Publication: manuscript in preparation.
(3) Function of trophic factor and morphogen production and signaling by spinal motor neurons:
Within the spinal motor neuron (MN) unit several tissues are interconnected that display drastically different capacities for plasticity and repair: MNs are thought not to be replenished and to retain their muscle subtype specific phenotype throughout life once born. In contrast, within the spinal cord and along their peripheral axonal projections, MNs are supported by glia, which demonstrate remarkable phenotypic transitions, expansion and turnover during disease and upon physical injury. The sole targets of MNs, skeletal muscle fibers, react to changes in bio mechanical demands and injury by the de novo production of task appropriate contractile elements and entire fibers. The plasticity and regenerative capacity of glia and muscle tissues results from germinal niches, that are formed by (1) neural stem cells resident in the ependymal cell layer surrounding the central canal in the mature spinal cord, (2) satellite (muscle stem-) cells present in each muscle fiber, and (3) the production of mitotically active repair cells, “Bungner cells”, by de-differentiation of mature Schwann cells along MN axons. The plasticity and repair processes are selective for the muscle and nerve involved. How these processes are induced, and whether and how they are coordinated is not well understood.
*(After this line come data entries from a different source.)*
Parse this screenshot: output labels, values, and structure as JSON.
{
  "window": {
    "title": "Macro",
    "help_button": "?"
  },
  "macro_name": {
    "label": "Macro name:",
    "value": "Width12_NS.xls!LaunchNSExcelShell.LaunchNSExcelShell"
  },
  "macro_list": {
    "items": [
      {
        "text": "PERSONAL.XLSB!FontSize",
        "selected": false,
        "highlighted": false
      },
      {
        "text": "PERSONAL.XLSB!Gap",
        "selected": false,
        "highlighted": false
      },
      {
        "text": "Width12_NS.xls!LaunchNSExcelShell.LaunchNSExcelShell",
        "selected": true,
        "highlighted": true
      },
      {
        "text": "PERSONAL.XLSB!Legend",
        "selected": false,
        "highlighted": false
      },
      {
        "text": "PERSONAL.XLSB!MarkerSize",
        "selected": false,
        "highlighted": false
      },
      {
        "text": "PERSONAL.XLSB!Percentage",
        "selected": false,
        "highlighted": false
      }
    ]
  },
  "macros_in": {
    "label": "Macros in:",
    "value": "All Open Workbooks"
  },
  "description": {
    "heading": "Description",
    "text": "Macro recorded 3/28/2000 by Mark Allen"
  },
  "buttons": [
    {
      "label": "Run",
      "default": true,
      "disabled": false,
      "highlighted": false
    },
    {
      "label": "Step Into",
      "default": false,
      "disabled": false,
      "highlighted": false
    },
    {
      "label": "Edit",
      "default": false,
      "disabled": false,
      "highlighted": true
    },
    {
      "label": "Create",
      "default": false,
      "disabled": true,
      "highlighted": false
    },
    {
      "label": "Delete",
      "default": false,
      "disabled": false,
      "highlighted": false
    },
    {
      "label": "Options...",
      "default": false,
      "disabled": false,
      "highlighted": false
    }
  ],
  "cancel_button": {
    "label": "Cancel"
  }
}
We and others found that mature MNs can express the morphogen Sonic Hedgehog (Shh) throughout life. Shh is essential for the ordered differentiation and congruent growth of many tissues and organs during embryogenesis where it becomes secreted from Spemann type organizer tissues like notochord and floorplate, forming gradients of morphogenic activity that results in the tissue patterning of abutting fields of naïve precursor cells. We observe that in mature MNs Shh expression is induced by muscle denervation. We also reveal that Shh production by MNs is essential for the maintenance of slow twitch muscle fibers suggesting that MN produced Shh is transported through and released from MN axons. Based on our data we hypothesize that motor units involved in functional or structural repair or plasticity, orchestrate motor unit wide processes through the graded up-regulation of Shh in effected MNs. Using a combination of genetic gain and loss of function paradigms, previously established by my lab (Gonzalez-Reyes 2012) in combination with disease- and injury- models in mice, we investigate whether MNs in the adult spinal cord act as spatially restricted signaling centers by secreting graded levels of Shh to regulate the activity and differentiation stem cells within the mature spinal cord and, transported by motor neuron axons, orchestrate muscle plasticity and repair, and coordinate Schwann cell responses to injury.
Publication: manuscript in preparation.